Et Jean Seberg a-t-elle été une martyre ?
Euh… (silence) A la fin de sa vie, oui. Elle a subi quatre séances d’électrochocs, Jean. C’est quatre jours en camp de concentration, quatre électrochocs. En sortant de l’HP, c’est possible qu’elle ait pensé que si une partie de l’espèce humaine fait ça à une autre partie de l’espèce humaine, eh bien c’est plus possible, plus la peine de continuer. Ça a peut-être été déterminant dans le fait qu’elle se flingue. Les électrochocs existent toujours et le taux de suicide ensuite est hallucinant. Des psychiatres disent encore que c’est la méthode de la dernière chance. Pourtant, Freud, dans son journal, écrivait déjà que c’était un truc de charlatan, qu’on ne pouvait pas soigner une névrose avec ça, pas plus qu’on ne pouvait prédire l’avenir dans les rêves. Et Freud en savait quand même quelque chose sur les rêves (rires). C’était il y a plus de cent ans mais ça n’a pas disparu. Pierre (Clémenti) a subi des électrochocs. Moi aussi. Mais pour revenir à Jean, on peut dire qu’entre 1975 et 1979, elle a vécu en martyre.

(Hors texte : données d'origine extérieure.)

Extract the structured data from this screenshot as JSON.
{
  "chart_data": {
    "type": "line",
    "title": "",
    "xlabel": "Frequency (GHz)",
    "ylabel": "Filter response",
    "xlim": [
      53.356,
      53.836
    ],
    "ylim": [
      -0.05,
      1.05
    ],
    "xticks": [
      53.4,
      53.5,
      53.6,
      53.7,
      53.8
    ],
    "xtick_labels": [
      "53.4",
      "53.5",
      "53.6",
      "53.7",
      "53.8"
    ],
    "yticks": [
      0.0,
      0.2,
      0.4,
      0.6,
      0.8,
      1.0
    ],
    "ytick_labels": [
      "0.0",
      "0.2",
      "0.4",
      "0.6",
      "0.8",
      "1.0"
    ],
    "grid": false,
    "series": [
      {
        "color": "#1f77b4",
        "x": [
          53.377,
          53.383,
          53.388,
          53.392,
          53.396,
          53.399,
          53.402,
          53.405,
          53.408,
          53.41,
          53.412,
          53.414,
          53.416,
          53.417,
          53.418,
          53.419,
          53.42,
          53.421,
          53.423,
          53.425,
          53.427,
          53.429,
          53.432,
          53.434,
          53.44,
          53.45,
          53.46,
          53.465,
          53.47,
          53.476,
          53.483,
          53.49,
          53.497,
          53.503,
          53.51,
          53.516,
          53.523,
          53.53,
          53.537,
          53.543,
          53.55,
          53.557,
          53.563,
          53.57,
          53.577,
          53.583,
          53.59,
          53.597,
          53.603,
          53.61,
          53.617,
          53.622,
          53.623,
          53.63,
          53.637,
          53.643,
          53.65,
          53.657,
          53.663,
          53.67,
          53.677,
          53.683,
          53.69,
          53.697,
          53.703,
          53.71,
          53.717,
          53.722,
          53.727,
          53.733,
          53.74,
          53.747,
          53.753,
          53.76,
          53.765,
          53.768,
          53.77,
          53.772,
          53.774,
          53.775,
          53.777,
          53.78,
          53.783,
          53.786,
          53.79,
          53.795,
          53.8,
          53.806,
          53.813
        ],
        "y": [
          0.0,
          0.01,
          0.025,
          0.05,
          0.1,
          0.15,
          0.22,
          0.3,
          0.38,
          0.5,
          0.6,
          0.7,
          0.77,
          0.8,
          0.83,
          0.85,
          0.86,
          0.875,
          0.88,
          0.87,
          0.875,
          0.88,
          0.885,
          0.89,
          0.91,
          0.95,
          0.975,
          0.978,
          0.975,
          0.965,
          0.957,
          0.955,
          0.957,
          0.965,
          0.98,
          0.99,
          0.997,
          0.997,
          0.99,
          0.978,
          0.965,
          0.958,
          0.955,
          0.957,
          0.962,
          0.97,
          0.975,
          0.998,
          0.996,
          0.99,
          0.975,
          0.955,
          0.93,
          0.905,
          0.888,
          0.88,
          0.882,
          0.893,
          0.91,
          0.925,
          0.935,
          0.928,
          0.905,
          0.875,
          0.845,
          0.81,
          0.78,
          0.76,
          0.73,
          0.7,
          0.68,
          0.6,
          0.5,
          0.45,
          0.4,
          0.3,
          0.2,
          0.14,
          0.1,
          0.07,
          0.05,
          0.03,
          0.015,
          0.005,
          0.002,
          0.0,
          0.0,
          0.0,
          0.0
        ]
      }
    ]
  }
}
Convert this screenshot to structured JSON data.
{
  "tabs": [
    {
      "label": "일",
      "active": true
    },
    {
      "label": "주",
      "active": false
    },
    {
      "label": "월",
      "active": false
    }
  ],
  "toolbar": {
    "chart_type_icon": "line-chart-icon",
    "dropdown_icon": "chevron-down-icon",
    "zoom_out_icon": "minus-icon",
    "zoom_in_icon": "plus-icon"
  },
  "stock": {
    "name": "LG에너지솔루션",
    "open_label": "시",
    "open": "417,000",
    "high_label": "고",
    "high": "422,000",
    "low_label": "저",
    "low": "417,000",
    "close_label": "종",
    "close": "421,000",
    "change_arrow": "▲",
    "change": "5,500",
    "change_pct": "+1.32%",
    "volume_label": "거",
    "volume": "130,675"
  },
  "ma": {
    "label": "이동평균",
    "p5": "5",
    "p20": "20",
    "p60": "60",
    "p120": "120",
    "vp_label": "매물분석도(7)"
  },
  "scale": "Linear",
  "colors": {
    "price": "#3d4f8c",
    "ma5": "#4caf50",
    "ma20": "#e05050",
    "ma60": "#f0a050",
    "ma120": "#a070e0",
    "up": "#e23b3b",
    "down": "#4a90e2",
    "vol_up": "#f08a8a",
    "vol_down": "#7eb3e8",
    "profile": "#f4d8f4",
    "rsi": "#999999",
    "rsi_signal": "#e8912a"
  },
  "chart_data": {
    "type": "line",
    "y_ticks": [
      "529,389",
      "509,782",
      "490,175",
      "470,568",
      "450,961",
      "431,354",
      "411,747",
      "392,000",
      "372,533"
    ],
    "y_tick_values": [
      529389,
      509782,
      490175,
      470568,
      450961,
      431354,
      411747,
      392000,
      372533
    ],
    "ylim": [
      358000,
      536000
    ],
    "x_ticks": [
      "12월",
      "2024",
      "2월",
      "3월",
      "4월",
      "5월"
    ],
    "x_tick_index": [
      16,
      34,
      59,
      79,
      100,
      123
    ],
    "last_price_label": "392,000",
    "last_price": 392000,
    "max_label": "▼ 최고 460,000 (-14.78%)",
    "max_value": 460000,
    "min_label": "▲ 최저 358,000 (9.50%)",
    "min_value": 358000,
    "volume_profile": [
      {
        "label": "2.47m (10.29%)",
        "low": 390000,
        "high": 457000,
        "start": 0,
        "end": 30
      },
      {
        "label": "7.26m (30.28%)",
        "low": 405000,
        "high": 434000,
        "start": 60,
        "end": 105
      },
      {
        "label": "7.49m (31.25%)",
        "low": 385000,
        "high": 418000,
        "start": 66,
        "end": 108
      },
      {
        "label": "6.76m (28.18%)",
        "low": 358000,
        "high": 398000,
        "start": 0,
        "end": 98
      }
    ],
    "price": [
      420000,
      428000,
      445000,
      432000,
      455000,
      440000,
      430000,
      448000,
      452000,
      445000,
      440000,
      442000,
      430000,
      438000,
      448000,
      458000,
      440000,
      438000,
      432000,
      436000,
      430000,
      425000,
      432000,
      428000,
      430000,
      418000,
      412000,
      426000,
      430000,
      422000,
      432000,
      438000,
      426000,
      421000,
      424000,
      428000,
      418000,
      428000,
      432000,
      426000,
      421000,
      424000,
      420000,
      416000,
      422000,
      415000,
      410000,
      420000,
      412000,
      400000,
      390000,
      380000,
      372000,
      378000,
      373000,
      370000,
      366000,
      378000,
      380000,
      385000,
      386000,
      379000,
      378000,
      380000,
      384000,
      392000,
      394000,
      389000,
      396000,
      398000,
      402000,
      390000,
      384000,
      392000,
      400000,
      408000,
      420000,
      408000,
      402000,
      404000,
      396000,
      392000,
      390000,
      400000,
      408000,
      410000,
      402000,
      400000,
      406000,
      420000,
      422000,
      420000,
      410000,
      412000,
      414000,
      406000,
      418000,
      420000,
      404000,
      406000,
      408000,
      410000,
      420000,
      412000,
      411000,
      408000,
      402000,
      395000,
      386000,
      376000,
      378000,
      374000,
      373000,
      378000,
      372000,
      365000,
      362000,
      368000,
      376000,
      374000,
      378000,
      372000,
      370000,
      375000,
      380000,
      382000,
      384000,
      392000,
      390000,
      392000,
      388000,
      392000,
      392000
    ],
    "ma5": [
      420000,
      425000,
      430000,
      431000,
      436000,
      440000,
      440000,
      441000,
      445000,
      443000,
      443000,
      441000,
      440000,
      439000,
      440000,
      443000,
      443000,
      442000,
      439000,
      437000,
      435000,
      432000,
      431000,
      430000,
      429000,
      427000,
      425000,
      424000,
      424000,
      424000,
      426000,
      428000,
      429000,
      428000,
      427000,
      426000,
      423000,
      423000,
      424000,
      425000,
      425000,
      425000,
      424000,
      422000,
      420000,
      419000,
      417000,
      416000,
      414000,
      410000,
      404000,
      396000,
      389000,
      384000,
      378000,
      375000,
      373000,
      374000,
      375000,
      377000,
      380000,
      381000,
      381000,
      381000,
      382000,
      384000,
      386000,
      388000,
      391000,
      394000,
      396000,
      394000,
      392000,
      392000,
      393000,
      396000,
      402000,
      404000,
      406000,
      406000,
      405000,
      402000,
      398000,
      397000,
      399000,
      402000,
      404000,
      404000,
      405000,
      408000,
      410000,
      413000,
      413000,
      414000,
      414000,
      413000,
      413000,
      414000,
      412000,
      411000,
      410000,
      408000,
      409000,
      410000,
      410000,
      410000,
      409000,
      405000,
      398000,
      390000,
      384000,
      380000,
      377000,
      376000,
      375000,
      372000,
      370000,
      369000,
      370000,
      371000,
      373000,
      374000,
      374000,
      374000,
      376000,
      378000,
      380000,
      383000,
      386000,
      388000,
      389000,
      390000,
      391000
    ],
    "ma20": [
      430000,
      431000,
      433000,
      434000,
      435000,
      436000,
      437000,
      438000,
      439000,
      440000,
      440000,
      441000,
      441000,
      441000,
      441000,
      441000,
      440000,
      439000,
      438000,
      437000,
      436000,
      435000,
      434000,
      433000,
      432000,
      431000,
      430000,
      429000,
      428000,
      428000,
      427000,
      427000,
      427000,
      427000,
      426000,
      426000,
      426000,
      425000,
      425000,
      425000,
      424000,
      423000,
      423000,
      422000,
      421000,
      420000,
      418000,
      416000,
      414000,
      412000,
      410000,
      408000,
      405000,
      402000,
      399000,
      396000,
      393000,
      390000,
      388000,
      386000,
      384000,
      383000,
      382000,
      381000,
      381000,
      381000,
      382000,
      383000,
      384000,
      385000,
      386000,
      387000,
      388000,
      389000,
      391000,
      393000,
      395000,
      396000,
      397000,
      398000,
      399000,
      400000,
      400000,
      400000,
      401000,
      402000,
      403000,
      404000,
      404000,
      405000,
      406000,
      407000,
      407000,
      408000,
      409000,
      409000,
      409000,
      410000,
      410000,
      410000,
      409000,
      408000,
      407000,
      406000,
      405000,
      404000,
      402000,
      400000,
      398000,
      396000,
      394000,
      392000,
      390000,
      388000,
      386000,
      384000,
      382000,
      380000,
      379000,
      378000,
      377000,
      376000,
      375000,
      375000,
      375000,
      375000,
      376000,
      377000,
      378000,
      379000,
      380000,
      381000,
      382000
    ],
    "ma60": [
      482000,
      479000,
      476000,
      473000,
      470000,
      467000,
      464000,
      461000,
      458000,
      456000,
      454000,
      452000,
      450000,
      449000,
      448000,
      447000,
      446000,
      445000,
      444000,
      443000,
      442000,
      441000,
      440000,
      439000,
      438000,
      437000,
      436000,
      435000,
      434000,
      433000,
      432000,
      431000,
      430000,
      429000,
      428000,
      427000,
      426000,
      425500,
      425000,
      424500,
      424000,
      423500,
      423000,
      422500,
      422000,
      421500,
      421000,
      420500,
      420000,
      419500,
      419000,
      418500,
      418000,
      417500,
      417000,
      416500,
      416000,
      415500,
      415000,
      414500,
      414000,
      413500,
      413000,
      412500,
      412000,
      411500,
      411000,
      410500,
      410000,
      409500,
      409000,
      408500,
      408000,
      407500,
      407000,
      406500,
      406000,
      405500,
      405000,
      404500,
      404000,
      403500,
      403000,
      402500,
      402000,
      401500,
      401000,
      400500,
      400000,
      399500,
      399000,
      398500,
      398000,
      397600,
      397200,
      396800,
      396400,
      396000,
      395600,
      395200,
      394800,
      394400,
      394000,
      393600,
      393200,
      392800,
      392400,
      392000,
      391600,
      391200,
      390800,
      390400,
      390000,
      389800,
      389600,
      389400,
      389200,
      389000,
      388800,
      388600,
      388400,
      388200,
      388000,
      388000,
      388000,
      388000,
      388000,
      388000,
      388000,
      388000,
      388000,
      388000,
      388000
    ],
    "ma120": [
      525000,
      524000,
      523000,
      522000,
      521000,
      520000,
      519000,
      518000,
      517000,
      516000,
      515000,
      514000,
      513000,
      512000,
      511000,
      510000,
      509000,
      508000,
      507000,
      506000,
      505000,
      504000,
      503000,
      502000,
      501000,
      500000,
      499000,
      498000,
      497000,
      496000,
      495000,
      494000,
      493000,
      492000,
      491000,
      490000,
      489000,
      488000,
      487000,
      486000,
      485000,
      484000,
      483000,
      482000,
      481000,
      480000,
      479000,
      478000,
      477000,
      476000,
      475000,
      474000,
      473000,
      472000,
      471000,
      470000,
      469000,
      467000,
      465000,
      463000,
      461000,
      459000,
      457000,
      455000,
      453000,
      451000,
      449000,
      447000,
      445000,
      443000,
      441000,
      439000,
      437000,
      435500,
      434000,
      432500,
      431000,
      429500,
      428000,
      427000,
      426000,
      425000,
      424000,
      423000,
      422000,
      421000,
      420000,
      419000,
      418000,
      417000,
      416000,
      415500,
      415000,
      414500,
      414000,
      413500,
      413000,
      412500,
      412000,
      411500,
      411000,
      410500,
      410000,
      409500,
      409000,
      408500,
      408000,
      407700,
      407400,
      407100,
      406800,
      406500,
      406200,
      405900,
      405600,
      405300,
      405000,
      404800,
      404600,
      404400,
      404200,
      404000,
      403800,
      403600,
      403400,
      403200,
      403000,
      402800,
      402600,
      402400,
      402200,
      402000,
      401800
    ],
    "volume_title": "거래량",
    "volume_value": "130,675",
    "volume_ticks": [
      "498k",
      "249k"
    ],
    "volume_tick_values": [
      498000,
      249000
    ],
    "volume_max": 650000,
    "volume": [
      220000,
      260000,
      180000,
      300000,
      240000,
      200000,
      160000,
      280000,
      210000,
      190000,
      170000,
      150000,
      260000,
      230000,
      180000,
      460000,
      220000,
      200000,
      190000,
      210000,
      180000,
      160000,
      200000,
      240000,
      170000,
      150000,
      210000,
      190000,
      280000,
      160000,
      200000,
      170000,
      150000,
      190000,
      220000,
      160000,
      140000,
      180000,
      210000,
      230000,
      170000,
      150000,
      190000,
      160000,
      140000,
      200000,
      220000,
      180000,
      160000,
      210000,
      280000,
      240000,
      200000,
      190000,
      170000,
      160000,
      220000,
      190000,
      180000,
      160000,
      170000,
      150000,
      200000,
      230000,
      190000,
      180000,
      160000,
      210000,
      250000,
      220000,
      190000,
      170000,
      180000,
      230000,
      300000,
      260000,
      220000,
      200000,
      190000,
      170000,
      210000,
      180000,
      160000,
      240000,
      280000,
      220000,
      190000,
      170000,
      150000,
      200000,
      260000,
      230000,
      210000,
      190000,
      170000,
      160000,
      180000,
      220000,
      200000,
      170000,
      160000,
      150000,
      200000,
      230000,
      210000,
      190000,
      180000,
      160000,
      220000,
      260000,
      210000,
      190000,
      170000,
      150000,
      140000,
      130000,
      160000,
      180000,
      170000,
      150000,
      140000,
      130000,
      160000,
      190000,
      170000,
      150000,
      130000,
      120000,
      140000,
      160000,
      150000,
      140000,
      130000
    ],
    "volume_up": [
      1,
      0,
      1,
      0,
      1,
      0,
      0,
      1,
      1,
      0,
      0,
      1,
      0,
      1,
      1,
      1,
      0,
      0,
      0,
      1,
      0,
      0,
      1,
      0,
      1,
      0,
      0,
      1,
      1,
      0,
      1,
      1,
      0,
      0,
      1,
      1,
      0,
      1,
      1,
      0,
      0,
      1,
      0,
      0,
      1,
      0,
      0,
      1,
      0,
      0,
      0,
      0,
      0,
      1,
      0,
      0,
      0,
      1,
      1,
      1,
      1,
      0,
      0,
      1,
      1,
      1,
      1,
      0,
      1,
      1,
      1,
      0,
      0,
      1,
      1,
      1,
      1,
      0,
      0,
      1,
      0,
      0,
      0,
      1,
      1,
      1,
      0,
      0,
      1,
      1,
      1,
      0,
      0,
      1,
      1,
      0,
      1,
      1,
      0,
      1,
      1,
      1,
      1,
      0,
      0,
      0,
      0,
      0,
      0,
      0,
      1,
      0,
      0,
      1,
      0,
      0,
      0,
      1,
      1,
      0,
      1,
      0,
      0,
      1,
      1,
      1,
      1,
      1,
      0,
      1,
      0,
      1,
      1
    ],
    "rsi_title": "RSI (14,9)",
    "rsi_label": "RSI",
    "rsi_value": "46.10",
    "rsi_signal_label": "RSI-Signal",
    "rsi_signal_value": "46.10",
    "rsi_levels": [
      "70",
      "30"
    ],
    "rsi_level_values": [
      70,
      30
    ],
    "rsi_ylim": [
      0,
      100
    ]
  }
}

Pouvez-vous nous parler des Hautes Solitudes, votre film avec Jean Seberg ?
L’idée, c’était de faire des chutes d’un film qui n’existerait pas avec une star, Jean Seberg. Parce que je m’étais dit que si, par exemple, on montait des chutes d’un film avec Elizabeth Taylor, ce serait plus beau que la plupart des autres films. Alors, j’ai conçu Les Hautes Solitudes comme des chutes, quelque chose de très brut sur son visage. Son impresario, son entourage pensaient que je lui faisais faire n’importe quoi. J’arrivais tous les jours dans son appartement avec ma caméra et je la filmais sur le balcon, près de la fenêtre, pendant des heures, sans rôle, sans scénario. Personne ne pensait que c’était un vrai film mais elle était très indépendante et elle s’en foutait.
Je considère que Les Hautes Solitudes est autant un film de Seberg que de moi. Et je pense que si on voit le film aujourd’hui, il tient. Autant que des films que j’ai faits plus tard avec plus de moyens. D’ailleurs, à l’époque, il avait déjà trouvé un public. C’est quand même un film muet, en noir et blanc, d’une heure vingt, et il est resté un mois dans un cinéma du Marais avec une salle remplie tous les soirs. Il faut dire que Jean Seberg a été vraiment une des plus grandes actrices du monde.
Quand vous repensez à Jean Seberg, Pierre Clémenti, Jean Eustache, vous sentez-vous comme un survivant et savez-vous ce qui vous a fait tenir ?
Mes trois enfants m’ont sûrement protégé. Même si Jean (Eustache), être père ne l’a pas empêché de se tuer.